Chazal derive from the above pasuk that when the voice of Yaakov Avinu prevails – when Torah is studied and his descendants are engaged in prayer – the murderous hands of Eisav have no power against us. When we slack off and weaken our vocal power, Eisav and his minions are strengthened. When we read the pasuk, however, the implication is different. It almost appears as if Yaakov lives by his voice and Eisav by his hands – and there is no counterbalance, such that one rises and the other falls. Furthermore, the word kol (ha’kol) the voice, is written chaser, missing the vov, almost as if this is a weakened, less-than-vigorous voice. The next kol (ha’kol kol Yaakov) is written full, with the vov. Is the Torah implying something by varying the spelling?

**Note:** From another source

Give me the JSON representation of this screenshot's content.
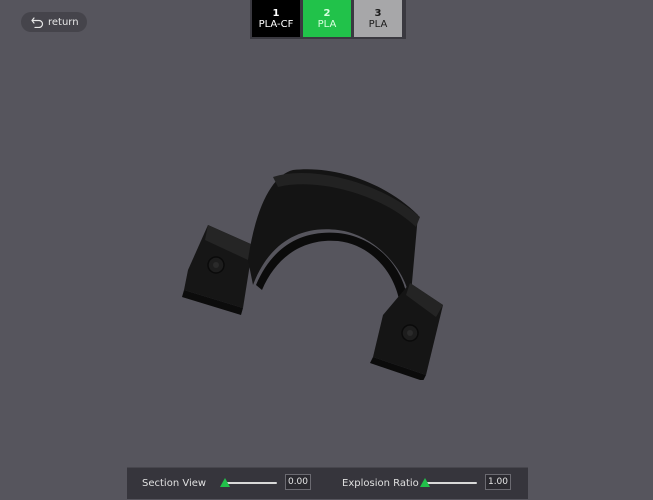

The Maor Va’Shemesh explains that our vocal power has gradations that are based upon the surrounding kedushah and taharah, sanctity and purity, that are infused in and around our learning and davening. There is learning and there is learning with passion, or, as we might call it, bidechilu u’rechimu, with fear and love, with pure concentration and complete devotion. In the latter case, the mind is free of all extraneous thoughts, such that one knows that he is standing before the Almighty. His service is not a burden that he will cast off as soon as he quickly concludes his recitation. It is a labor of love. Such vocal power destroys the forces unleashed by Eisav’s hands. When the voice of Yaakov is complete (with the vov) then the hands of Eisav are no match for it. In contrast, when the Kol Yaakov is lacking – missing the vov, weak, insipid, dispassionate, sans yiraas Shomayim, fear of the Almighty, its power is inadequate to vanquish the power of Eisav’s hands.
The pasuk has a dual meaning: when the kol is missing/weak, the hands of Eisav are powerful; when the kol is full and strong, then Eisav’s hands will not hurt us.